Months after being stripped of his seven Tour de France titles amid doping allegations, Lance Armstrong is considering a public admission regarding his rumored use of performance-enhancing drugs and blood transfusions, the New York Times reports.
Citing anonymous sources, the Times says that Armstrong has confided in several associates and antidoping officials about a possible confession, in part because he hopes to resume his career and participate in triathlons and running events.
(In addition to losing his seven titles, the cyclist was barred for life from competing in all sports sanctioned by the U.S. Anti-Doping Agency and the World Anti-Doping Agency. He also resigned from the board of directors for Livestrong, the foundation he started after his battle with testicular cancer.)

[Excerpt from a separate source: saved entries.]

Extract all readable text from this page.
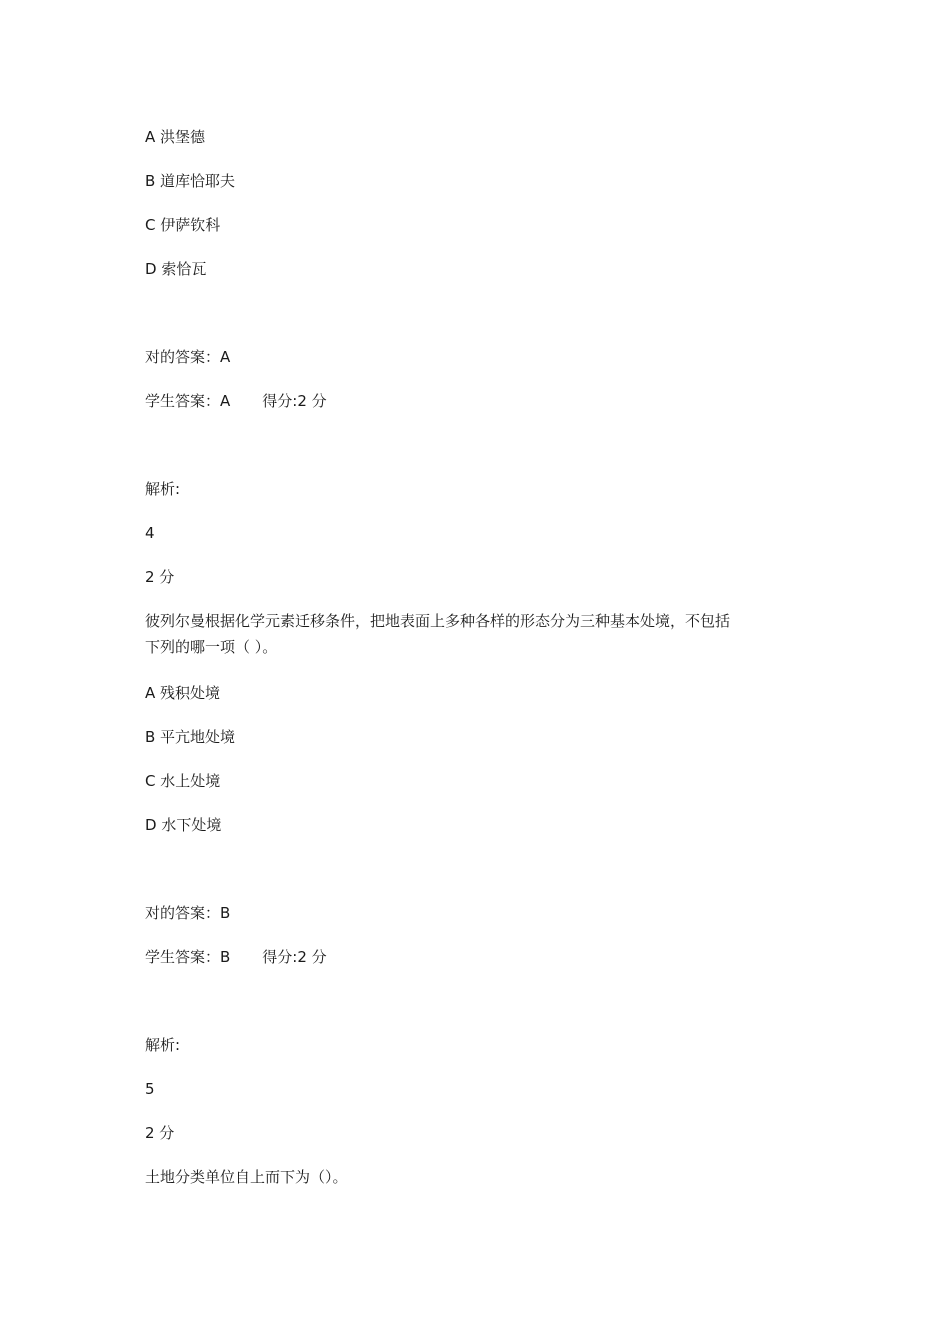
A 洪堡德
B 道库恰耶夫
C 伊萨钦科
D 索恰瓦
对的答案：A
学生答案：A 得分:2 分
解析:
4
2 分
彼列尔曼根据化学元素迁移条件，把地表面上多种各样的形态分为三种基本处境，不包括
下列的哪一项（ ）。
A 残积处境
B 平亢地处境
C 水上处境
D 水下处境
对的答案：B
学生答案：B 得分:2 分
解析:
5
2 分
土地分类单位自上而下为（）。
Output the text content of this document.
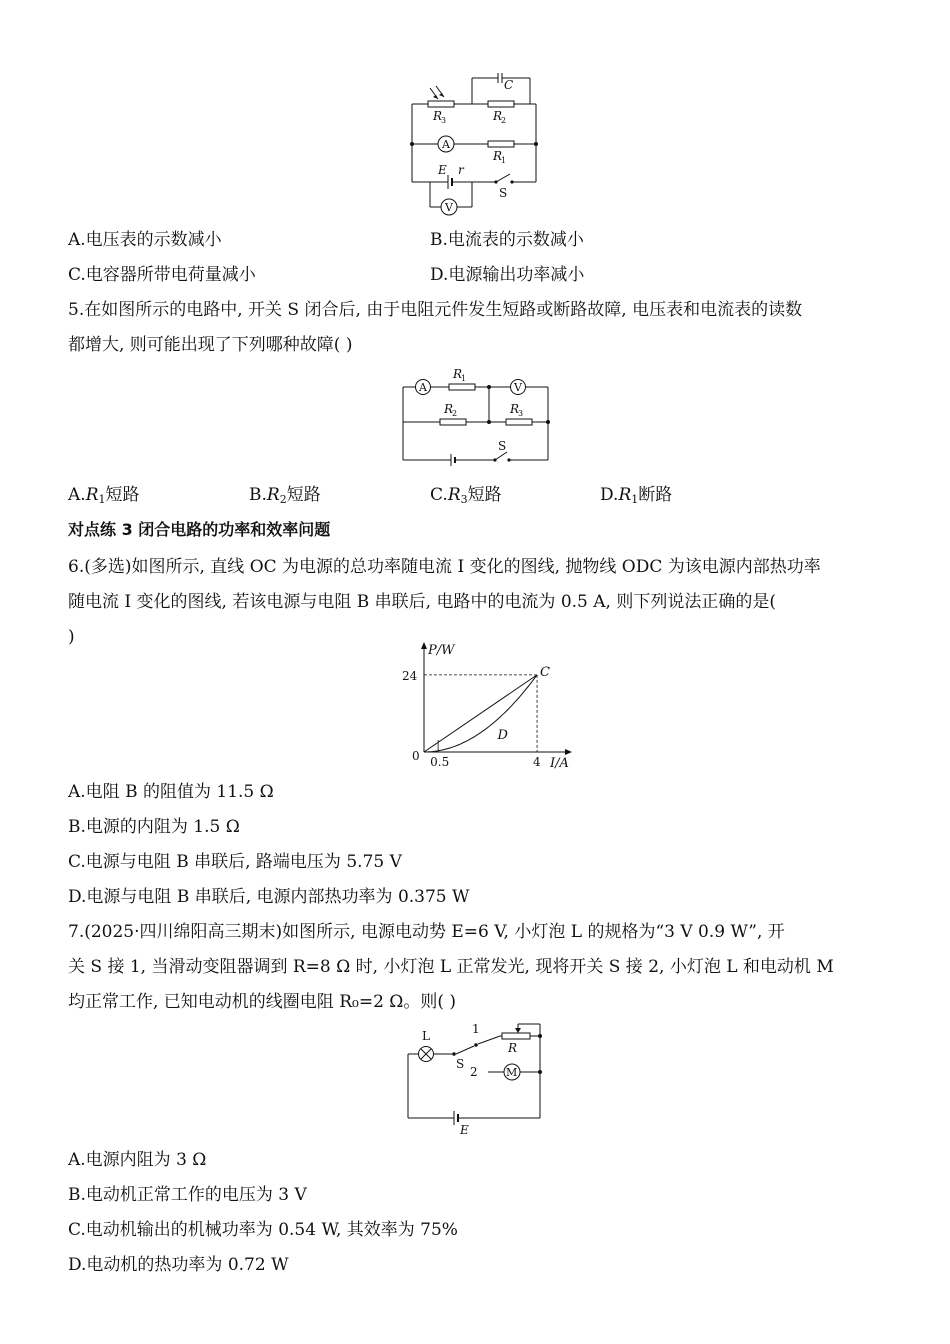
R
3	R
2
C
A
R
1
E r
S
V
A.电压表的示数减小	B.电流表的示数减小
C.电容器所带电荷量减小	D.电源输出功率减小
5.在如图所示的电路中, 开关 S 闭合后, 由于电阻元件发生短路或断路故障, 电压表和电流表的读数
都增大, 则可能出现了下列哪种故障( )
A
R
1
V
R
2	R
3
S
$A.R_1$短路	$B.R_2$短路	$C.R_3$短路	$D.R_1$断路
对点练 3 闭合电路的功率和效率问题
6.(多选)如图所示, 直线 OC 为电源的总功率随电流 I 变化的图线, 抛物线 ODC 为该电源内部热功率
随电流 I 变化的图线, 若该电源与电阻 B 串联后, 电路中的电流为 0.5 A, 则下列说法正确的是(
)
24
0.5	4
0
P/W
I/A
C
D
A.电阻 B 的阻值为 11.5 Ω
B.电源的内阻为 1.5 Ω
C.电源与电阻 B 串联后, 路端电压为 5.75 V
D.电源与电阻 B 串联后, 电源内部热功率为 0.375 W
7.(2025·四川绵阳高三期末)如图所示, 电源电动势 E=6 V, 小灯泡 L 的规格为“3 V 0.9 W”, 开
关 S 接 1, 当滑动变阻器调到 R=8 Ω 时, 小灯泡 L 正常发光, 现将开关 S 接 2, 小灯泡 L 和电动机 M
均正常工作, 已知电动机的线圈电阻 R₀=2 Ω。则( )
L
S
1
2
R
M
E
A.电源内阻为 3 Ω
B.电动机正常工作的电压为 3 V
C.电动机输出的机械功率为 0.54 W, 其效率为 75%
D.电动机的热功率为 0.72 W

The famed athlete, 41, previously denied all doping charges, including those leveled against him in October 2011, when he was stripped of his Tour de France titles. But the Times claims that he has been under increasing pressure to come clean.
According to the World Anti-Doping Code, Armstrong's lifetime ban could be reduced if he makes a full confession about the details of his doping, including how he did it, who helped him, and how he got away with it. However, sources tell the Times that the cyclist is worried about perjury charges if he steps forward, since he previously swore in testimony that he was innocent.
Armstrong's attorney, Tim Herman, disputes claims that his client has been in discussions with U.S. Anti-Doping Agency official Travis Tygart and also says he has not sought any meetings with World Anti-Doping Agency official David Howman.
"When, and if, Lance has something to say, there won't be any secret about it," Herman told the Associated Press.